Vor über einem Jahr hatte die symphatische Amerikanerin, damals noch in Texas lebend, im Oberberg Online-Gästebuch angefragt, ob vielleicht einer jemanden aus ihrer Familie in Stülinghausen oder irgendwen aus diesem Ort kenne. Die Oberberg-Aktuell-Redaktion antwortete, suchte Haases aus dem Telefonbuch heraus, machte für Claret Fotos aus "ihrem" Ort. Denn soviel war bekannt: Ihre Familie stammt von dort.



Die ganze Zeit hielt der email-Kontakt zwischen Redaktion und Amerika, bis Claret Haase Ende April selber nach Deutschland reiste, um ihre Wurzeln zu suchen. Sie lernte in Stülinghausen ihre Verwandten und deren Haus kennen und sah auch viel von Oberberg.

Bei ihren Verwandten Dieter (r.) und Doris (l.) Haase erfuhr Claret viel neues - Heinz-Bernd Padberg begleitete sie in Deutschland.]

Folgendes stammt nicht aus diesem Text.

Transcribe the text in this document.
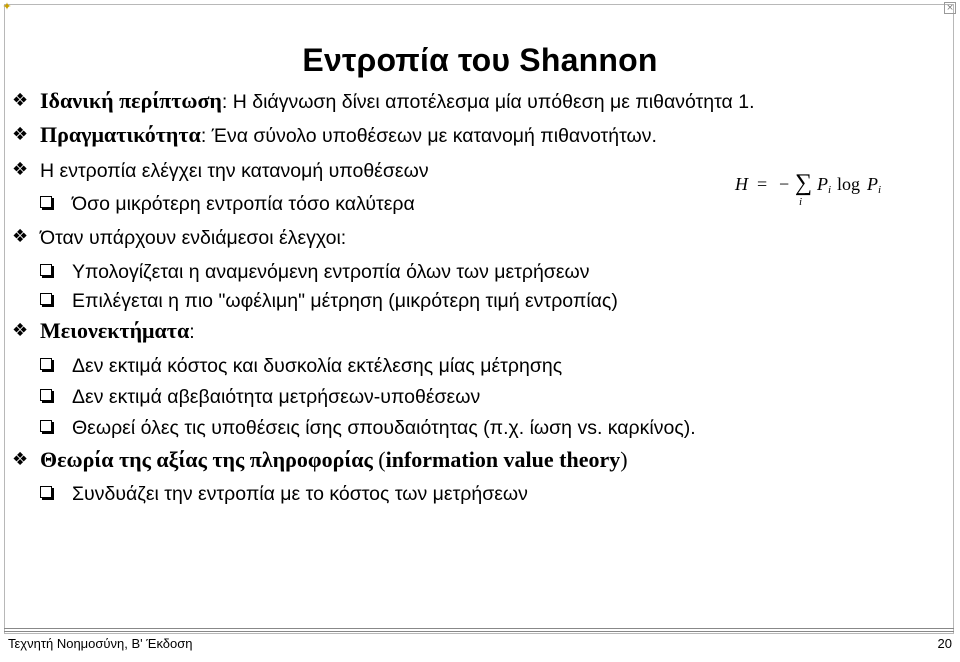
✦	×
Εντροπία του Shannon
❖ Ιδανική περίπτωση: Η διάγνωση δίνει αποτέλεσμα μία υπόθεση με πιθανότητα 1.
❖ Πραγματικότητα: Ένα σύνολο υποθέσεων με κατανομή πιθανοτήτων.
❖ Η εντροπία ελέγχει την κατανομή υποθέσεων
Όσο μικρότερη εντροπία τόσο καλύτερα
❖ Όταν υπάρχουν ενδιάμεσοι έλεγχοι:
Υπολογίζεται η αναμενόμενη εντροπία όλων των μετρήσεων
Επιλέγεται η πιο "ωφέλιμη" μέτρηση (μικρότερη τιμή εντροπίας)
❖ Μειονεκτήματα:
Δεν εκτιμά κόστος και δυσκολία εκτέλεσης μίας μέτρησης
Δεν εκτιμά αβεβαιότητα μετρήσεων-υποθέσεων
Θεωρεί όλες τις υποθέσεις ίσης σπουδαιότητας (π.χ. ίωση vs. καρκίνος).
❖ Θεωρία της αξίας της πληροφορίας (information value theory)
Συνδυάζει την εντροπία με το κόστος των μετρήσεων
H = − ∑
i
P i log P i
Τεχνητή Νοημοσύνη, Β' Έκδοση	20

Der Auswanderer Christian Haase ist als Sohn der Eheleute Johann Peter Haase und Anna Maria Calsbach am 10. September 1815 in Stülinghausen geboren worden, soviel fand ihre zweite Kontaktperson in Deutschland, Heinz-Bernd Padberg aus Bergisch Gladbach, heraus. Christian Haase war der Ur-Ur-Großvater von Claret, ein Einzelkind, der das Land wohl wegen der schlechten wirtschaftlichen Aussichten Mitte des 19. Jahrhunderts in Richtung Amerika verließ - zuvor heiratete er am 18. Mai 1848 vor dem Bürgermeister von Marienheide seine Gattin Henriette Junker (18 Jahre alt, geboren zu Möllsiepen, Regierungsbezirk Arnsberg, wohnhaft zu Stülinghausen) -, um dort sein Glück zu suchen. 18 Jahre alt war er damals, verkaufte das Haus in der Gummersbacher Straße 19, und landete als Schweinezüchter in Washburne im US-Bundesstaat Illinois.



Christian Haases Eltern können nicht mit nach Amerika ausgewandert sein, weil sie gemäß der Heiratsurkunde schon verstorben waren. Von den Eltern lebte schon bei der Eheschließung nur noch die Mutter. Im amerikanischen Mittelwesten von Illinois lebten relativ viele Deutschstämmige, Haase wurde Besitzer eines "Tante-Emma-Ladens", Postmeister für den Staat und "die Leute mochten ihn", hat Claret über ihren Urahn herausgefunden. Sogar Senator von Illinois wurde der Stülinghausener.



Deutsch wurde verboten



Der Zweite Weltkireg, so hat es Claret aus Überlieferungen, hat die Heimatsprache beendet. "Meinem Großvater - meinem besten Freund - wurde es verboten, Deutsch zu reden." Die Familie sei traditionsbewusst geblieben, Respekt vor den Eltern, sei ordentlich, sauber und sparsam geblieben. Der Großvater, ein Buchhalter, sei immer 100-prozentig korrekt gewesen, habe alles aufgezeichnet. "Wenn Karl-Heinz morgens im Auto den Kilometerstand aufschreibt, könnte das mein Vater sein", erinnerte sich Claret lachend. "Ich dachte lange, vieles ist seltsam an meiner Familie, nichts verschwenden, nichts unnötig kaufen", erklärte uns die US-Bürgerin, die überlegt, in ihre alte Heimat zu ziehen. "Amerikaner kaufen und kaufen dagegen."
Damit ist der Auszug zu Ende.